Bill Raney, president of the West Virginia Coal Association, said the coal industry wasn't consulted about the settlement. Of particular concern, Raney said, was why only the Arch Coal permit, and not other pending permits, was exempted from the settlement requirements.
"We'd like to have a little bit of input somewhere along the line, since it affects use," Raney said. "I wasn't at the table. No one cared about my opinion until you asked me."
Coal industry groups that intervened in the lawsuit filed a motion late last week asking Chief U.S. District Judge Charles Haden to hold a conference or hearing to discuss the settlement's potential impacts. Haden scheduled a closed-door conference for Thursday. Haden must approve a motion to dismiss parts of the lawsuit before the settlement is finalized.
Environmental activists had their own problems with the settlement.
Many felt it didn't go far enough, and wanted to reject the deal and litigate the case, hoping to win a ruling that would result in a ban on valley fills altogether. Others felt such a ruling, which would cripple the mining industry, would never occur or, at least, wouldn't stand up under appeal.
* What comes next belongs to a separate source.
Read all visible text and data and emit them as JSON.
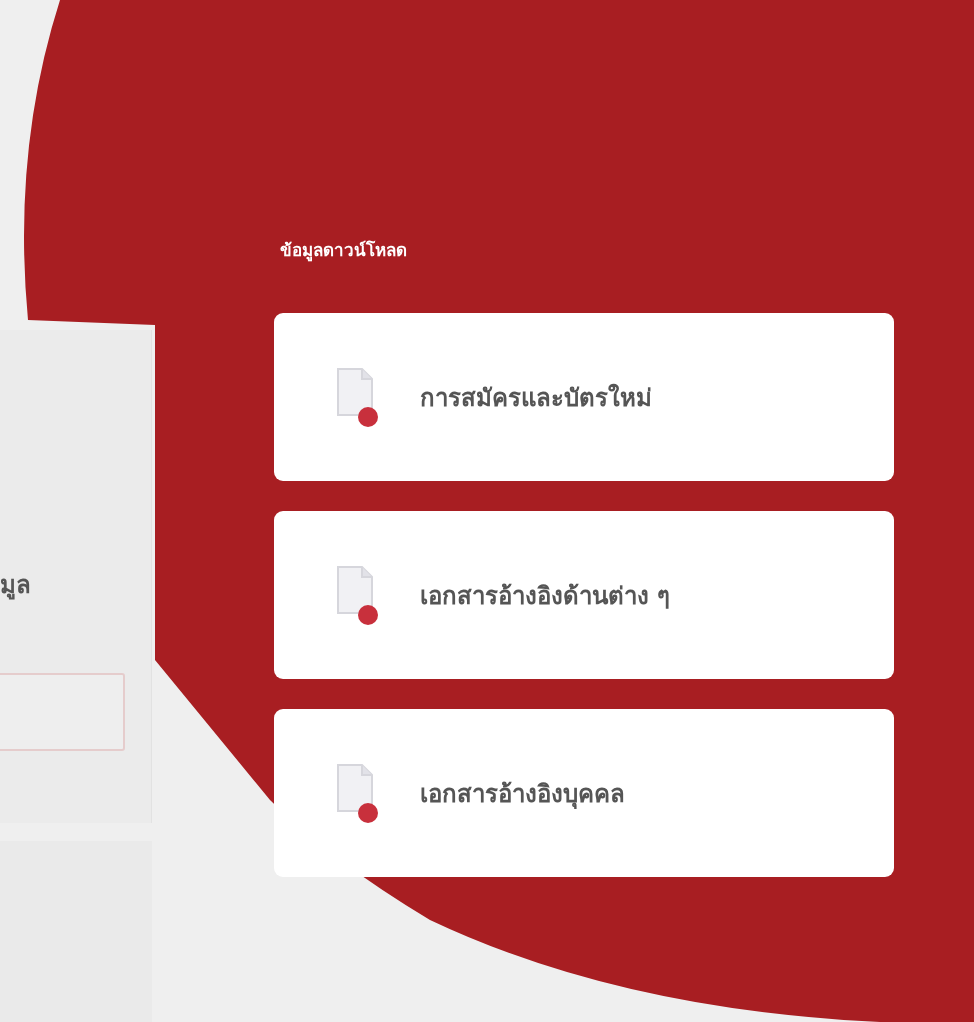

"Short of the world rising up and saying that mountaintop removal is wrong and shouldn't happen, which is what a lot of us want, this is our best shot," said Cindy Rank, mining chairwoman for the Highlands Conservancy.
Environmentalists did manage to stall EPA for several weeks and strengthen certain portions of the settlement. They also refused to sign off on the granting of the Arch Coal permit, maintaining their right to challenge it in court separately.
Also, environmentalists refused to drop separate allegations in their lawsuit against the state Division of Environmental Protection.
Those allegations charge that DEP ignores various permit requirements, such as stream buffer zones and a mandate that land flattened by mountaintop removal be reclaimed for use by factories, shopping malls or public parks. Those portions of the lawsuit will be litigated later this year.
Rank said the settlement is far from the end of the mountaintop removal controversy.
When the Legislature comes to town next week, mountaintop removal will be among the top issues. Some citizen groups plan to continue to press for a ban on mountaintop removal. Others want further limits on blasting, or the repeal of a bill lessening the requirements for mitigating for streams buried by valley fills.
In the end, Rank said, citizens will have to keep a close watch on state and federal regulators if the settlement is to do any good.
"A whole lot depends on how willing EPA is to put forth an extraordinary effort over the next few years," Rank said. "The only thing that will make this work is that kind of commitment.
"This settlement is a good step forward," she said. "How good a step it is depends on the resources and the resolve that are available at the agencies involved.
"We need a lot of vigilance on the part of the people who are already stretched thin. At best, this will control, but if we want to stop this, we have to keep bringing to the public images of the loss of communities and the loss of Appalachia."